MarketWatch

The numbers: A survey of consumer confidence rebounded slightly in March to 104.2, reflecting ongoing strength in the labor market and a bit more hope about the future of the economy.

The closely followed index increased 0.8 points from a revised 103.4 in the prior month, the Conference Board said Tuesday. The February reading was the lowest in three months.

Economists polled by The Wall Street Journal had forecast the index to register 100.7.

Consumer confidence tends to signal whether the economy is getting better or worse. The index remains well below the levels associated with a healthy economy, however.

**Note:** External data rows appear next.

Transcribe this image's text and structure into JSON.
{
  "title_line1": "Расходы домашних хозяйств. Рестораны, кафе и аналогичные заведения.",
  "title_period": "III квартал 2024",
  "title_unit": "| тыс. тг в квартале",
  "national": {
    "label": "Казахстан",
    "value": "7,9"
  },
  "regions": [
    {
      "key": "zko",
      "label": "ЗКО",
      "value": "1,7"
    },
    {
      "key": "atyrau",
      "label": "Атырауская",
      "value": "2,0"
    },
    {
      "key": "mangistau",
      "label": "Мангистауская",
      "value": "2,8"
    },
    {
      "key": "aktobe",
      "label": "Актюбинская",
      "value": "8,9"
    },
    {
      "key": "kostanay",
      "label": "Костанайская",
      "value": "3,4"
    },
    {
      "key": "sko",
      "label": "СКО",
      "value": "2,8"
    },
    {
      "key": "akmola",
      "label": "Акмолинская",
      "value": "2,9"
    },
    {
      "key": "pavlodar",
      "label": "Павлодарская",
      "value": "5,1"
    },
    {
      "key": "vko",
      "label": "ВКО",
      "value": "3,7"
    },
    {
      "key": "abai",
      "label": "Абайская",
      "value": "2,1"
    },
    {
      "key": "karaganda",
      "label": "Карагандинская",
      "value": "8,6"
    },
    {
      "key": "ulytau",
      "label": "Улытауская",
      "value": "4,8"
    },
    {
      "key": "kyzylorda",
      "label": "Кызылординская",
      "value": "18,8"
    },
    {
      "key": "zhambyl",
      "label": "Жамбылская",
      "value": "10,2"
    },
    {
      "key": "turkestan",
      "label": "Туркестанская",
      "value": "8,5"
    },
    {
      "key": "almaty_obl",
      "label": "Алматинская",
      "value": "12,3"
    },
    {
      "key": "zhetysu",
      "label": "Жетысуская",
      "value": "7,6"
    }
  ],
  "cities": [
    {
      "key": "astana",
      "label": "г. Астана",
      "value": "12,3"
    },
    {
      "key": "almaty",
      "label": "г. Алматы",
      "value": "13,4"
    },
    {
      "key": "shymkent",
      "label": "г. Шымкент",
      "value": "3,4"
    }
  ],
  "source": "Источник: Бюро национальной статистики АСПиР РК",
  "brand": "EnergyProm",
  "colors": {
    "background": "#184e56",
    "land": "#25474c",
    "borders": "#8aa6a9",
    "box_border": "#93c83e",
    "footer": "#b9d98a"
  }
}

Key details: Consumer confidence rose in March because Americans were slightly more optimistic about the future.

A confidence gauge that looks ahead six months rose to 73 in March from a six-month low of 70.4.

Constant readings below 80, however, often signal a recession within the next year, the board said. The expectations index has hovered below that level in every month except for one in the last 13 months.

So far the economy is still in expansion mode.

A measure that looks at how consumers feel about the economy right now slipped to 151.1 from a 11-month high of 153 in February.

The consumer-confidence survey puts a lot of weight on Americans’ view of the labor market. Many companies are still hiring and the unemployment rate is near a 54-year low.

Inflation expectations, meanwhile, are still high. Americans expecting prices to rise 6.3% in the next 12 months, the same as in February.

Expectations for inflation peaked at 7.9% last summer.

Big picture: The U.S. is grappling with high inflation and rising interest rates meant to get prices back under control. Both are adding stress to the economy and it could possibly even trigger a recession later in the year.

Yet the Federal Reserve has also indicated it is close to the end of a series of rate hikes, possibly giving the economy a reprieve.

Looking ahead: “While consumers feel a bit more confident about what’s ahead, they are slightly less optimistic about the current landscape,” said Ataman Ozyildirim, senior director of economics at the board.